In bilico tra l’essenzialità chitarristica dei Velvet Underground (Maureen), lo svacco liso e stropicciato dei Lemonheads (Scrambled Eggs) e un’attitudine slacker che non può non ricordare i Pavement (Hardest Day), Scott & Charlene’s Wedding è l’ennesimo progetto filo Novanta per un pubblico che i Novanta non li ha visti nemmeno col binocolo. Tanto per dire che se avete orecchie vergini per certi suoni, c’è anche caso che troviate motivi per esaltarvi nella musica proposta dalla sigla di cui è titolare l’australiano Craig Dermody, non fosse altro per la costanza dimostrata (l’esordio Para Vista Social Club è del 2011), la discreta energia profusa e la coolness che caratterizza i brani del canzoniere.
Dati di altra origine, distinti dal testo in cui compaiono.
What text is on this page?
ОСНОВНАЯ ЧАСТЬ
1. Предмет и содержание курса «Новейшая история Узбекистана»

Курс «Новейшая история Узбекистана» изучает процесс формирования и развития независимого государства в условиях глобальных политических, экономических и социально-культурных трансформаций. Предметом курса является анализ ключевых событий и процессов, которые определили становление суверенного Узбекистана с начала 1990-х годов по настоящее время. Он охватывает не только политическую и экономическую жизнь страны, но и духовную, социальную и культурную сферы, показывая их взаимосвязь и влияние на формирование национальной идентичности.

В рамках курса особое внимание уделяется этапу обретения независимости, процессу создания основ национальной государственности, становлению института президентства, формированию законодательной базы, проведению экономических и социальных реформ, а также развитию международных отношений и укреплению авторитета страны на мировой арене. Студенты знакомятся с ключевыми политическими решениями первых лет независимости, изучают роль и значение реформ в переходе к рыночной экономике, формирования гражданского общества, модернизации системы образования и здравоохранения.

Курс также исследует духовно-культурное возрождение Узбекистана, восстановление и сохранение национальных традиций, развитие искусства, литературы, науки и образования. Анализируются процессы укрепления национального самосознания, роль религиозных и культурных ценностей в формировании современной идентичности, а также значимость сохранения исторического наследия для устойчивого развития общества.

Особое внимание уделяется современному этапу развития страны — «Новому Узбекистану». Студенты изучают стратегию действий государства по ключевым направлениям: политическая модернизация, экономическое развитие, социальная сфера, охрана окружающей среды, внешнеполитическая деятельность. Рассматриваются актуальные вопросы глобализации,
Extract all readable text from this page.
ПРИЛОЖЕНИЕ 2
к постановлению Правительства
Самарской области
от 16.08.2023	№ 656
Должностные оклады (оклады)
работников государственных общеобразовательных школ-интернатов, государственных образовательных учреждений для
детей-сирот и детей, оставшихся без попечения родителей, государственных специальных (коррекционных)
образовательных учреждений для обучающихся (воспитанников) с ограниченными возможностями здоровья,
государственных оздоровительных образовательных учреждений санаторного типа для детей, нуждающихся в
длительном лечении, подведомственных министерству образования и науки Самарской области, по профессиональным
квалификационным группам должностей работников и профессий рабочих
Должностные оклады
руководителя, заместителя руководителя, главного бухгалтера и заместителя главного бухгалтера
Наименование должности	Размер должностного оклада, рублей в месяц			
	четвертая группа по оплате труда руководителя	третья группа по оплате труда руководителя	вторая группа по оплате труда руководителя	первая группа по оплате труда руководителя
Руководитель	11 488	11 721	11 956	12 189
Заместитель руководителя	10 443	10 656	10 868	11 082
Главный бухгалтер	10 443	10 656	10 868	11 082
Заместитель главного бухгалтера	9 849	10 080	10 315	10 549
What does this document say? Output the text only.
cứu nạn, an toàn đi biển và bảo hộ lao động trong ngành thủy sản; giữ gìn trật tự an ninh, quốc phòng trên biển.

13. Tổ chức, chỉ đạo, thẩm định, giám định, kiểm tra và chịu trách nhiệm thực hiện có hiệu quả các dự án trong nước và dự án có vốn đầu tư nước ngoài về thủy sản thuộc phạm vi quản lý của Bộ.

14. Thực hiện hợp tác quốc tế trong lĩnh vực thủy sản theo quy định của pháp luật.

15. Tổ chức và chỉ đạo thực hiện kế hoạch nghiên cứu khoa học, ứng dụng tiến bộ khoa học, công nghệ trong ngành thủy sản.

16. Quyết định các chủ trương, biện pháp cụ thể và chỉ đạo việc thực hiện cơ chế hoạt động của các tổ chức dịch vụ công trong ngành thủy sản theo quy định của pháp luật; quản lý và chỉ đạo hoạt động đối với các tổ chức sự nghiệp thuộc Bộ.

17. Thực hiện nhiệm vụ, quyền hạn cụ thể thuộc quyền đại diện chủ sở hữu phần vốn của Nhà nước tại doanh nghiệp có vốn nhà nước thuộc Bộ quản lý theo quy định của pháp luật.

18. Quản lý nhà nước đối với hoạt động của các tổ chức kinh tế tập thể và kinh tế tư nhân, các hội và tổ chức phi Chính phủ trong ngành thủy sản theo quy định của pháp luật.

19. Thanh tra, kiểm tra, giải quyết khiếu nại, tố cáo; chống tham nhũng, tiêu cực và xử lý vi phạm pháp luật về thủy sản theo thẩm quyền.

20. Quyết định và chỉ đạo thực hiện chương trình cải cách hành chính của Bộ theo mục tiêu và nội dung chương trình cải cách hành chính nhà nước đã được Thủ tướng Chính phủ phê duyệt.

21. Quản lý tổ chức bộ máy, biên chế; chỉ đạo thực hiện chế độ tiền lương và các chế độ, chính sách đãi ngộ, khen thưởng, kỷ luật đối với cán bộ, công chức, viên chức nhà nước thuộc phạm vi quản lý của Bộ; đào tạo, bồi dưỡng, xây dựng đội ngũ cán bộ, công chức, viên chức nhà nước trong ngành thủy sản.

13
In fondo, anche in questo Mid Thirties Single Scene le chitarre e le voci sono stoned e lo-fi il giusto, il dialogo è di quelli semplici e lineari (ma apprezzabile), e tra assoli e code strumentali elettriche ci si diverte anche. Il problema di fondo però è che in giro ci sono musicisti che, pur nel recupero filologico di certe sonorità, fanno cose decisamente più interessanti, tanto per dire che la pur buona Bush nelle mani di un Car Seat Headrest si sarebbe trasformata in un anthem in piena regola. Qui rimane invece un brano gradevole, come più o meno tutti quelli di un lavoro che talvolta si dilunga eccessivamente su giri armonici triti e ritriti, e talvolta se ne esce con qualche trovata che dimostra una certa freschezza. La media tra alti e bassi è una sufficienza piena.